Rand Paul’s 2022 Festivus Report highlights $482 billion of wasteful spending

by WorldTribune Staff, December 26, 2022

A $3.5 trillion Inflation Reduction Act which does nothing to combat rising inflation rates.

A $1.9 trillion omnibus spending package for 2023 that was released in the dead of night two days before Christmas, and voted into law without anyone in Congress having read it.

The Uniparty in Congress recklessly wasted hundreds of billions of U.S. taxpayer dollars, Kentucky Republican Sen. Rand Paul said in his 2022 “Festivus Report“.

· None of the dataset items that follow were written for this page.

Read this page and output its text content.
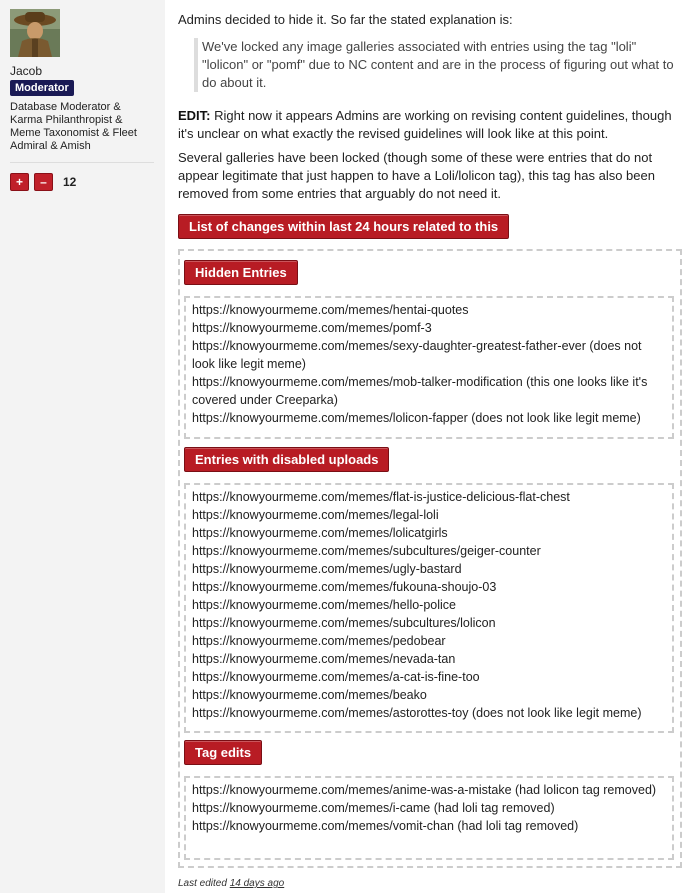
Jacob
Moderator
Database Moderator & Karma Philanthropist & Meme Taxonomist & Fleet Admiral & Amish
+	–	12
Admins decided to hide it. So far the stated explanation is:
We've locked any image galleries associated with entries using the tag "loli" "lolicon" or "pomf" due to NC content and are in the process of figuring out what to do about it.
EDIT: Right now it appears Admins are working on revising content guidelines, though it's unclear on what exactly the revised guidelines will look like at this point.
Several galleries have been locked (though some of these were entries that do not appear legitimate that just happen to have a Loli/lolicon tag), this tag has also been removed from some entries that arguably do not need it.
List of changes within last 24 hours related to this
Hidden Entries
https://knowyourmeme.com/memes/hentai-quotes
https://knowyourmeme.com/memes/pomf-3
https://knowyourmeme.com/memes/sexy-daughter-greatest-father-ever (does not look like legit meme)
https://knowyourmeme.com/memes/mob-talker-modification (this one looks like it's covered under Creeparka)
https://knowyourmeme.com/memes/lolicon-fapper (does not look like legit meme)
Entries with disabled uploads
https://knowyourmeme.com/memes/flat-is-justice-delicious-flat-chest
https://knowyourmeme.com/memes/legal-loli
https://knowyourmeme.com/memes/lolicatgirls
https://knowyourmeme.com/memes/subcultures/geiger-counter
https://knowyourmeme.com/memes/ugly-bastard
https://knowyourmeme.com/memes/fukouna-shoujo-03
https://knowyourmeme.com/memes/hello-police
https://knowyourmeme.com/memes/subcultures/lolicon
https://knowyourmeme.com/memes/pedobear
https://knowyourmeme.com/memes/nevada-tan
https://knowyourmeme.com/memes/a-cat-is-fine-too
https://knowyourmeme.com/memes/beako
https://knowyourmeme.com/memes/astorottes-toy (does not look like legit meme)
Tag edits
https://knowyourmeme.com/memes/anime-was-a-mistake (had lolicon tag removed)
https://knowyourmeme.com/memes/i-came (had loli tag removed)
https://knowyourmeme.com/memes/vomit-chan (had loli tag removed)
Last edited 14 days ago
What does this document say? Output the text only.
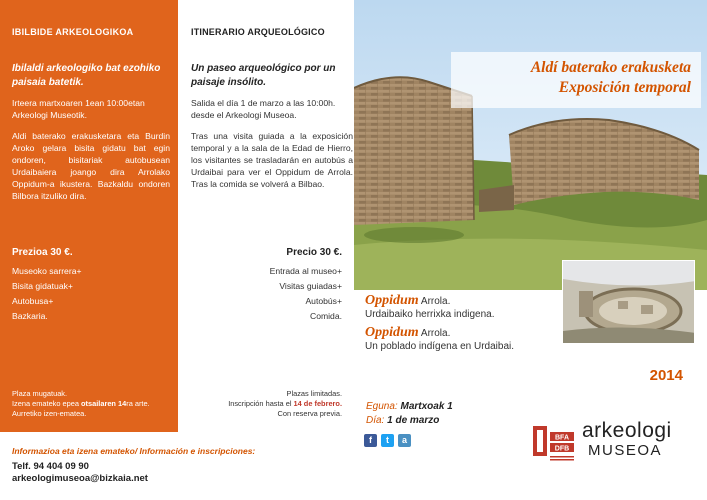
IBILBIDE ARKEOLOGIKOA
Ibilaldi arkeologiko bat ezohiko paisaia batetik.

Irteera martxoaren 1ean 10:00etan Arkeologi Museotik.

Aldi baterako erakusketara eta Burdin Aroko gelara bisita gidatu bat egin ondoren, bisitariak autobusean Urdaibaiera joango dira Arrolako Oppidum-a ikustera. Bazkaldu ondoren Bilbora itzuliko dira.

Prezioa 30 €.
Museoko sarrera+
Bisita gidatuak+
Autobusa+
Bazkaria.
Plaza mugatuak.
Izena emateko epea otsailaren 14ra arte.
Aurretiko izen-ematea.
ITINERARIO ARQUEOLÓGICO
Un paseo arqueológico por un paisaje insólito.

Salida el día 1 de marzo a las 10:00h. desde el Arkeologi Museoa.

Tras una visita guiada a la exposición temporal y a la sala de la Edad de Hierro, los visitantes se trasladarán en autobús a Urdaibai para ver el Oppidum de Arrola. Tras la comida se volverá a Bilbao.

Precio 30 €.
Entrada al museo+
Visitas guiadas+
Autobús+
Comida.
Plazas limitadas.
Inscripción hasta el 14 de febrero.
Con reserva previa.
Aldí baterako erakusketa
Exposición temporal
Oppidum Arrola.
Urdaibaiko herrixka indigena.
Oppidum Arrola.
Un poblado indígena en Urdaibai.
2014
Eguna: Martxoak 1
Día: 1 de marzo
Informazioa eta izena emateko/ Información e inscripciones:
Telf. 94 404 09 90
arkeologimuseoa@bizkaia.net
f	t	a	BFA
DFB
arkeologi
MUSEOA
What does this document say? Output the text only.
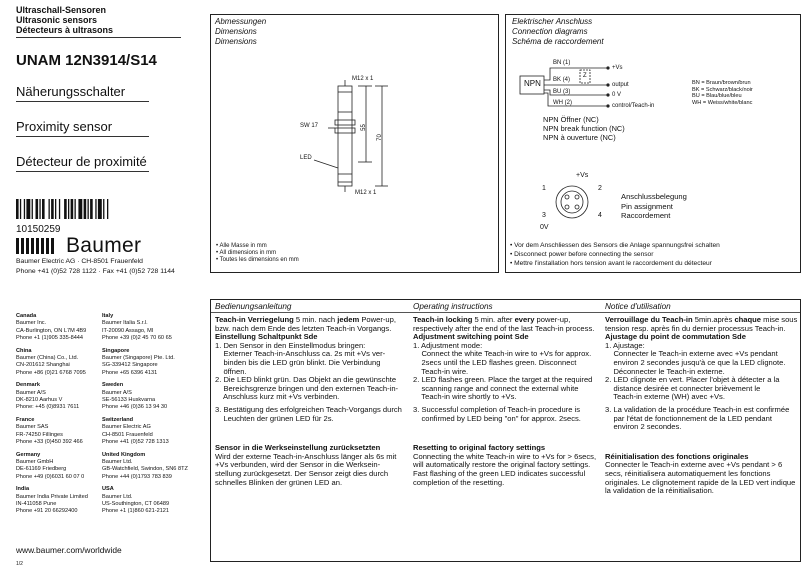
Ultraschall-Sensoren
Ultrasonic sensors
Détecteurs à ultrasons
UNAM 12N3914/S14
Näherungsschalter
Proximity sensor
Détecteur de proximité
10150259
Baumer
Baumer Electric AG · CH-8501 Frauenfeld
Phone +41 (0)52 728 1122 · Fax +41 (0)52 728 1144
Abmessungen
Dimensions
Dimensions
M12 x 1
SW 17	55
70
LED
M12 x 1
• Alle Masse in mm
• All dimensions in mm
• Toutes les dimensions en mm
Elektrischer Anschluss
Connection diagrams
Schéma de raccordement
NPN
BN (1)
BK (4)
BU (3)
WH (2)
Z
+Vs
output
0 V
control/Teach-in
BN = Braun/brown/brun
BK = Schwarz/black/noir
BU = Blau/blue/bleu
WH = Weiss/white/blanc
NPN Öffner (NC)
NPN break function (NC)
NPN à ouverture (NC)
+Vs
1	2
3	4
0V
Anschlussbelegung
Pin assignment
Raccordement
• Vor dem Anschliessen des Sensors die Anlage spannungsfrei schalten
• Disconnect power before connecting the sensor
• Mettre l'installation hors tension avant le raccordement du détecteur
Canada
Baumer Inc.
CA-Burlington, ON L7M 4B9
Phone +1 (1)905 335-8444
Italy
Baumer Italia S.r.l.
IT-20090 Assago, MI
Phone +39 (0)2 45 70 60 65
China
Baumer (China) Co., Ltd.
CN-201612 Shanghai
Phone +86 (0)21 6768 7095
Singapore
Baumer (Singapore) Pte. Ltd.
SG-339412 Singapore
Phone +65 6396 4131
Denmark
Baumer A/S
DK-8210 Aarhus V
Phone: +45 (0)8931 7611
Sweden
Baumer A/S
SE-56133 Huskvarna
Phone +46 (0)36 13 94 30
France
Baumer SAS
FR-74250 Fillinges
Phone +33 (0)450 392 466
Switzerland
Baumer Electric AG
CH-8501 Frauenfeld
Phone +41 (0)52 728 1313
Germany
Baumer GmbH
DE-61169 Friedberg
Phone +49 (0)6031 60 07 0
United Kingdom
Baumer Ltd.
GB-Watchfield, Swindon, SN6 8TZ
Phone +44 (0)1793 783 839
India
Baumer India Private Limited
IN-411058 Pune
Phone +91 20 66292400
USA
Baumer Ltd.
US-Southington, CT 06489
Phone +1 (1)860 621-2121
www.baumer.com/worldwide
1/2
Bedienungsanleitung
Teach-in Verriegelung 5 min. nach jedem Power-up, bzw. nach dem Ende des letzten Teach-in Vorgangs.
Einstellung Schaltpunkt Sde
1. Den Sensor in den Einstellmodus bringen:
Externer Teach-in-Anschluss ca. 2s mit +Vs ver-
binden bis die LED grün blinkt. Die Verbindung
öffnen.
2. Die LED blinkt grün. Das Objekt an die gewünschte
Bereichsgrenze bringen und den externen Teach-in-
Anschluss kurz mit +Vs verbinden.
3. Bestätigung des erfolgreichen Teach-Vorgangs durch
Leuchten der grünen LED für 2s.
Sensor in die Werkseinstellung zurücksetzten
Wird der externe Teach-in-Anschluss länger als 6s mit +Vs verbunden, wird der Sensor in die Werksein-stellung zurückgesetzt. Der Sensor zeigt dies durch schnelles Blinken der grünen LED an.
Operating instructions
Teach-in locking 5 min. after every power-up, respectively after the end of the last Teach-in process.
Adjustment switching point Sde
1. Adjustment mode:
Connect the white Teach-in wire to +Vs for approx.
2secs until the LED flashes green. Disconnect
Teach-in wire.
2. LED flashes green. Place the target at the required
scanning range and connect the external white
Teach-in wire shortly to +Vs.
3. Successful completion of Teach-in procedure is
confirmed by LED being "on" for approx. 2secs.
Resetting to original factory settings
Connecting the white Teach-in wire to +Vs for > 6secs, will automatically restore the original factory settings. Fast flashing of the green LED indicates successful completion of the resetting.
Notice d'utilisation
Verrouillage du Teach-in 5min.après chaque mise sous tension resp. après fin du dernier processus Teach-in.
Ajustage du point de commutation Sde
1. Ajustage:
Connecter le Teach-in externe avec +Vs pendant
environ 2 secondes jusqu'à ce que la LED clignote.
Déconnecter le Teach-in externe.
2. LED clignote en vert. Placer l'objet à détecter a la
distance desirée et connecter brièvement le
Teach-in externe (WH) avec +Vs.
3. La validation de la procédure Teach-in est confirmée
par l'état de fonctionnement de la LED pendant
environ 2 secondes.
Réinitialisation des fonctions originales
Connecter le Teach-in externe avec +Vs pendant > 6 secs, réinitialisera automatiquement les fonctions originales. Le clignotement rapide de la LED vert indique la validation de la réinitialisation.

“This year, I am highlighting a whopping $482,276,543,907 of waste, including a steroid-induced hamster fight club, a study to see if kids love their pets, and a study of the romantic patterns of parrots. No matter how much money’s already been wasted, politicians keep demanding even more.”

Paul’s “Airing of (spending) Grievances” includes:

• $475 billion in interest payments on the debt (Treasury)
• $4.5 billion to give ineligible citizens Covid Economic Injury Disaster Grants (SBA)
• $1.7 billion to maintain 77,000 empty federal buildings
• $175 million to expand the Washington, D.C. Streetcar that’s rarely used and unreliable
• $70 million to subsidize the free New York Staten Island Ferry (DOT)
• $17 million for unused hotel rooms for illegal immigrants (DHS)
• $3 million to watch hamsters fight while on steroids (NIH)
• $2.3 million for experiments which inject 6-month-old beagle puppies with cocaine (NIH)
• $2.1 million to encourage Ethiopians to wear shoes (NIH)
• $689,222 to study romance between parrots (NSF)
• $200,000 for a radio campaign telling drivers to stop at railroad crossings (DOT)
• $192,592 for Starbucks espresso machines (DOD)
• $187,500 for a study verifying that kids love their pets (NIH)

Paul also highlighted the staggering amount of abuse of Covid relief funds.

The Small Business Administration Office of the Inspector General found that more than 38 percent of all Economic Injury Disaster Loan (EIDL) grants were identified as potential fraud risks.

Broward County officials in Florida used $140 million in Covid relief funds to construct an 800-room luxury hotel overlooking the Atlantic Ocean that includes 30,000 square feet of pool decks, a rooftop bar, and even an 11,000-square-foot spa and fitness center.

While the Treasury Department bans the use of Covid relief funds on large capital projects, in a February 2022 county board meeting, Broward officials “schemed together to find a way around the rule: the money was transferred to the county’s general fund and described as a federal payment to cover lost tax revenue. The money was then returned from the general fund back to the project,” Sen. Paul noted.

Four individuals used over $31.5 million in Covid relief funds to purchase luxury cars. One isn’t even a U.S. citizen. “I’m talking really expensive vehicles, here: Porsches, Ferraris and even Lamborghinis,” Paul noted. “One managed to purchase a whole ‘fleet’ of luxury cars using $17 million (yes, you read that
right) taxpayer dollars, which included a Corvette Stingray, a Porsche Macan and a Bentley Convertible. Of that, the Federal government has only recouped $7.2 million.”

Sen. Paul noted that “it used to be a big deal” when Congress spent as much money as it did in 2022. “When Congress bailed out the banks in 2008, it spent about $700 billion. And that, some argued, was meant to save the entire U.S. economy. Now, we’re shelling out just about that much without getting a single thing back for it, and not blinking an eye! Is it any wonder we’re this far in the hole when Congress uses Christmas as a cudgel to pass pork-laden spending bills?”